La punition ne sert à rien,
elle est pernicieuse
A) Elle est inutile
Les juristes reconnaissent à
la peine cinq fonctions : rétribution, intimidation, exemplarité,
amendement et élimination ou neutralisation temporaire.
a) La rétribution
Le sens premier (mais dernier sans
doute aussi) est religieux : les bons sont récompensés,
les méchants sont punis. Qu’est-ce qui est bien ? Soit
ce que veut Dieu, soit Dieu n’existe pas et c’est l’homme
qui décide de ce qui est bien ou mal en fonction des civilisations
où il évolue. Au mépris de tout bon sens, la
rétribution est l’affirmation que dans cette vie le méchant est puni et l’homme bon au
tableau d’honneur.
On ne punit qu’un inférieur,
celui que l’on veut placer en situation d’infériorité
: l’enfant, le subalterne, l’esclave ou l’animal.

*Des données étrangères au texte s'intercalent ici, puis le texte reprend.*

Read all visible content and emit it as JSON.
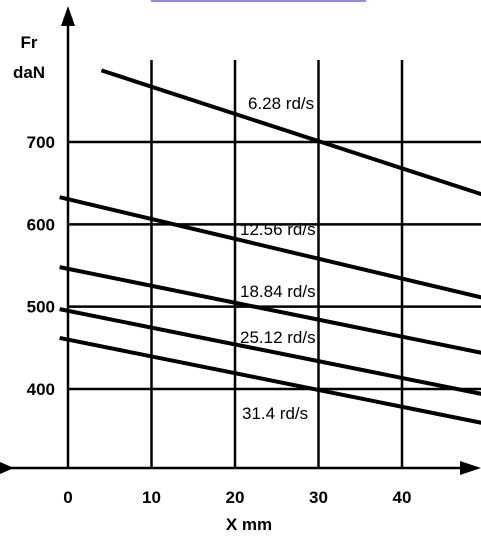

Un accusé est toujours traité en inférieur.
D’autant que c’est un pauvre (quand l’inculpé
est riche, le pays est sens dessus dessous, « c’est
à n’y rien comprendre »), le pauvre n’a
pas de mots pour expliquer, se défendre. Le vol est incomparablement
plus répandu et plus coûteux pour la société
dans les hautes sphères des affaires et de la finance ; ces
détournements ingénieux ne scandalisent pas grand
monde. Le vol comme le meurtre sont très admirés quand
ils sont bien faits ; ce qui reste choquant pour la morale,
c’est en fait le côté trivial de la délinquance.
Mais il est vrai que l’homme
craint d’être tué. Nous vivons à la merci
de tous ceux qui nous entourent, au xxie siècle
comme aux temps les plus reculés de la préhistoire.
De toutes les espèces, l’espèce humaine est
la seule à s’entretuer de façon de plus en plus
aléatoire au fur et à mesure qu’elle évolue.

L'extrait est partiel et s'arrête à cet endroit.